2. Général et particulier. Gide écrit : « Quoi de plus national qu’Eschyle, Dante, Shakespeare, Cervantès, Molière, Goethe, Ibsen, Dostoïevski ? Quoi de plus généralement humain ? Et aussi de plus individuel ? » (« Nationalisme et Littérature »). Tandis que dans « L’avenir de l’Europe » il affirme : « Je l’ai dit maintes fois et depuis bien longtemps déjà : c’est en étant le plus particulier qu’on sert le mieux l’intérêt le plus général ; et ceci est vrai pour les pays aussi bien que pour les individus. » Dans son œuvre, comment se croisent et s’expriment sa réflexion sur la nation et l’Europe, sur l’individu et la communauté, sur la littérature et la culture européenne ? En quoi ces questionnements aident-ils à comprendre l’humanisme de Gide et son rapport à la religion ainsi qu’à la politique ?

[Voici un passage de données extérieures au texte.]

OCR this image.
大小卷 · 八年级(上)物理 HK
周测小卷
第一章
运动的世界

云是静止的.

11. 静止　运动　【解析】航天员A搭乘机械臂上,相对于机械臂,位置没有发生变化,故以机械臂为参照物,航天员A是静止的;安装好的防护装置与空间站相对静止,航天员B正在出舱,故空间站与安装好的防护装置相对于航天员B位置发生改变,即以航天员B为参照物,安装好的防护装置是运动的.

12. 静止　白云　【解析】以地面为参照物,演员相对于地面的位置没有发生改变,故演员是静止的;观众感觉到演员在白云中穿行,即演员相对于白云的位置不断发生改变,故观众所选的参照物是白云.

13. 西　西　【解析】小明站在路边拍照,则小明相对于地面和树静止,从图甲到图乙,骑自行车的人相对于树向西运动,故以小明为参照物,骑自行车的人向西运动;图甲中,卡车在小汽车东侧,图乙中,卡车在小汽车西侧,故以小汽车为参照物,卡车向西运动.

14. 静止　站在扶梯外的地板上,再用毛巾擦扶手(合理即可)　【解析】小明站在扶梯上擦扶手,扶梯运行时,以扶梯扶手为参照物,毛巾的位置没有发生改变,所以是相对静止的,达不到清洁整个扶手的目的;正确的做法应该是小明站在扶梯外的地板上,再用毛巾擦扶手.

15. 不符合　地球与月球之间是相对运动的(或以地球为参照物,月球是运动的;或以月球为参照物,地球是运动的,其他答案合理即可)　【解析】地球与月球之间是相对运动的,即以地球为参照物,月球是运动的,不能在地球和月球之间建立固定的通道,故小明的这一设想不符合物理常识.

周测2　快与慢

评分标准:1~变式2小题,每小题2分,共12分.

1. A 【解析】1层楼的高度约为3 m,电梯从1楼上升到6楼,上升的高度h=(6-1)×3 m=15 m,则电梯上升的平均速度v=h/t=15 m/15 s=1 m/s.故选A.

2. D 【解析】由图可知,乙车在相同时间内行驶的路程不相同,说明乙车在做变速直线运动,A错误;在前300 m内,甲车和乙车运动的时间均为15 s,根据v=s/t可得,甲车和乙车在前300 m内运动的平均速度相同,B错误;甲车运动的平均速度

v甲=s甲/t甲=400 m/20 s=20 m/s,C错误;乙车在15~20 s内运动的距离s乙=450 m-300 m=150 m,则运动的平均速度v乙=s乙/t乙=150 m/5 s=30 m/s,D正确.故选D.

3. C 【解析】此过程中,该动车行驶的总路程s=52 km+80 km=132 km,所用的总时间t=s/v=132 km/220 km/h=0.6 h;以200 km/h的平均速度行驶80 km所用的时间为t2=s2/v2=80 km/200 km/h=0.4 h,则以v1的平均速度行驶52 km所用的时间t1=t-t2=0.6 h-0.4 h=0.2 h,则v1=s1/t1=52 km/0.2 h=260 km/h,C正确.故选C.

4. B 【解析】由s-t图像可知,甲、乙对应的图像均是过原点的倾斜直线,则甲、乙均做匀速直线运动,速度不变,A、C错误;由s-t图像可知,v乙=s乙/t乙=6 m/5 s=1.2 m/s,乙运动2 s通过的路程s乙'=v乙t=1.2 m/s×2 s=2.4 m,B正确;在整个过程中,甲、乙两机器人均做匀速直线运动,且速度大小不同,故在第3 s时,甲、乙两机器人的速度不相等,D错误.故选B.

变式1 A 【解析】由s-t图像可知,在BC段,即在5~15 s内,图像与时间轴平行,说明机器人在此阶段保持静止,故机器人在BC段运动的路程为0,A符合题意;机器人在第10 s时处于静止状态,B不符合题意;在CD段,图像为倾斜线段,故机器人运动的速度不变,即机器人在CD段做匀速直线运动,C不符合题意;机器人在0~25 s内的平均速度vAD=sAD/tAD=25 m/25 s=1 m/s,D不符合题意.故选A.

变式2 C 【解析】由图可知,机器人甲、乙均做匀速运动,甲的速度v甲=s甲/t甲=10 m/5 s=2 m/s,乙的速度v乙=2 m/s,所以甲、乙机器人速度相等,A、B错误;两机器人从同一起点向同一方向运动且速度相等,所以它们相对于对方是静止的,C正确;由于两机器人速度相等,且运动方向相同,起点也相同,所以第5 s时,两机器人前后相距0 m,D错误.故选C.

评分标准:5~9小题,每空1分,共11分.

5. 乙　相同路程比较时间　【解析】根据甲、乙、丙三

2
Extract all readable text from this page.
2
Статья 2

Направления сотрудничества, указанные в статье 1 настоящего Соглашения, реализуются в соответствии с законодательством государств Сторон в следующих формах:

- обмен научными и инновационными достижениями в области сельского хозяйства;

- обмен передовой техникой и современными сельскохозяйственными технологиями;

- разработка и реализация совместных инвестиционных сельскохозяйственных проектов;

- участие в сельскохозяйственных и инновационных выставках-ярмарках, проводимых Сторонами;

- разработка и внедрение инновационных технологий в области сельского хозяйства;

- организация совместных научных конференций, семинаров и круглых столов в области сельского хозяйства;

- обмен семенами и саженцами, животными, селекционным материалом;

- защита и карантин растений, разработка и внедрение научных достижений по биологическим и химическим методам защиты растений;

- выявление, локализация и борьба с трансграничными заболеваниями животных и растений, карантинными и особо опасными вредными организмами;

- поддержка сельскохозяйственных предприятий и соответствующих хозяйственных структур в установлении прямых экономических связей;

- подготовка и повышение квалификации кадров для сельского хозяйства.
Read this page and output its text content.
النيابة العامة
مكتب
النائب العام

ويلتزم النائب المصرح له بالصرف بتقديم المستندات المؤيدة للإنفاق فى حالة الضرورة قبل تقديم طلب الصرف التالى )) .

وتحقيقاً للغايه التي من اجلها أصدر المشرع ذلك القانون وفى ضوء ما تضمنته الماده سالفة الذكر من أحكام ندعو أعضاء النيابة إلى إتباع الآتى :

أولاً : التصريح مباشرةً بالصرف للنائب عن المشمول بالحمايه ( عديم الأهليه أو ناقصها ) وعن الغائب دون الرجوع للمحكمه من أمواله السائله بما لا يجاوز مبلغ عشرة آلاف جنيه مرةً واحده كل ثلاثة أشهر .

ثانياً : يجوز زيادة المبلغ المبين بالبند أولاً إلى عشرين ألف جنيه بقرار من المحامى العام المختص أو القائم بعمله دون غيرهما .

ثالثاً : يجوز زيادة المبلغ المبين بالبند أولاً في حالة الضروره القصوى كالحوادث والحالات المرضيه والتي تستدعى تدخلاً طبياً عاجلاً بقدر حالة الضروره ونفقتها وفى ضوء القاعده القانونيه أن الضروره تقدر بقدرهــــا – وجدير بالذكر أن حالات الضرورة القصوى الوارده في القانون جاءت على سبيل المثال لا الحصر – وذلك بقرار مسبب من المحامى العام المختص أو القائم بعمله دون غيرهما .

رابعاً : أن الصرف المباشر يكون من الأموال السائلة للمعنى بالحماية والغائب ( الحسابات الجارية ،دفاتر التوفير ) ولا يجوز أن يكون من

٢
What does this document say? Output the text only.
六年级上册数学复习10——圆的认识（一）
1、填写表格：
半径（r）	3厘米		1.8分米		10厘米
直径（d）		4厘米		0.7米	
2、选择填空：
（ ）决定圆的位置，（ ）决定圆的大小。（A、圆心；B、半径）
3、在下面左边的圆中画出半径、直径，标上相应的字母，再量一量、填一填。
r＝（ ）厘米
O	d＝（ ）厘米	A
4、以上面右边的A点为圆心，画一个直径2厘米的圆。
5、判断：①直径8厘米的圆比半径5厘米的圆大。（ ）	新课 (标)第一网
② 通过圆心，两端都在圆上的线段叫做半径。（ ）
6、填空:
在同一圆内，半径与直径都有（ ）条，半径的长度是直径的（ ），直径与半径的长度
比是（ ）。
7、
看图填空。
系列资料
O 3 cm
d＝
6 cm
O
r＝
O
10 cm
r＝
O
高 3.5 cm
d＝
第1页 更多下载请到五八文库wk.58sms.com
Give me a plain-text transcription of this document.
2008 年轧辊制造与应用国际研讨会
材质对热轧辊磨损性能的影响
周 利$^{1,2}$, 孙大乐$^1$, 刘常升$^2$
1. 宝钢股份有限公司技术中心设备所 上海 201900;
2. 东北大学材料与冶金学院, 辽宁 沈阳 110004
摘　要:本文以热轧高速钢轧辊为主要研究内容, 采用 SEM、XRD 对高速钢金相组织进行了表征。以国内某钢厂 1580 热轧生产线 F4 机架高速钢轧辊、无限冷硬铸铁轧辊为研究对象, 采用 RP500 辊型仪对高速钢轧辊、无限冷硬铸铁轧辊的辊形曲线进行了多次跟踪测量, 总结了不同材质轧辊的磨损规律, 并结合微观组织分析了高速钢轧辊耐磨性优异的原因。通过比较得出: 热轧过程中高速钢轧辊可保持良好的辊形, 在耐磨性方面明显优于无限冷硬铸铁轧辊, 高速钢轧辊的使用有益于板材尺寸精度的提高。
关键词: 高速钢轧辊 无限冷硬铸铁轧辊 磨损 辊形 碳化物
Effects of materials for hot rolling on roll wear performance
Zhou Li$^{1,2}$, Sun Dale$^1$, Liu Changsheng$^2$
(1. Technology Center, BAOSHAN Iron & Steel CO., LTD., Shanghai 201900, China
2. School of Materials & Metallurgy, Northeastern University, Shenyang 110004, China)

3. Réseaux, voyages et ouvertures. Dans quels milieux intellectuels et géographiques baigne « André Gide, l’Européen » ? D’une part, en France, il y a l’expérience de La NRF, revue qui donne voix à des écrivains dont les positions concernant la question de l’Europe sont très différentes (Suarès, Thibaudet, etc.) et qui encore aujourd’hui s’interroge sur ce sujet, comme le montre la parution en 2014 du numéro « Notre Europe », dirigé par Stéphane Audeguy et Philippe Forest. De l’autre, il y a ses voyages (réels ou imaginaires, accomplis ou échoués). Toujours en mouvement, Gide traverse l’Europe, tissant un dense réseau de relations, et la quitte aussi pour ses voyages en Afrique. Ces expériences, comment contribuent-elles à la compréhension de Gide, « l’Européen » ?
Comité scientifique : Robert Kopp (Université de Bâle), Pierre Masson (Université de Nantes), Martine Sagaert (Université du Sud-Toulon Var), Peter Schnyder (Université de Haute-Alsace), David H. Walker (Université de Sheffield), Jean-Michel Wittmann (Université de Lorraine).
Comité d’organisation : Peter Schnyder, Frédérique Toudoire-Surlapierre et Martina Della Casa (Université de Haute-Alsace).
Modalités de proposition : Les propositions (environ 300 mots), accompagnées d’une brève notice biobibliographique, sont à envoyer avant le 30 septembre 2015 à Peter Schnyder (peter.schnyder[at]uha.fr), Frédérique Toudoire-Surlapierre (frederique.toudoire[at]uha.fr) et Martina Della Casa (martina.della-casa[at]uha.fr).
Frais d’inscription : 40 € par jour, 70 € pour l’ensemble du colloque.
Pour les doctorants et post-doctorants : 25 € par jour, 40 € pour l’ensemble du colloque.
Sous réserve d’acceptation des articles, le colloque fera l’objet d’une publication.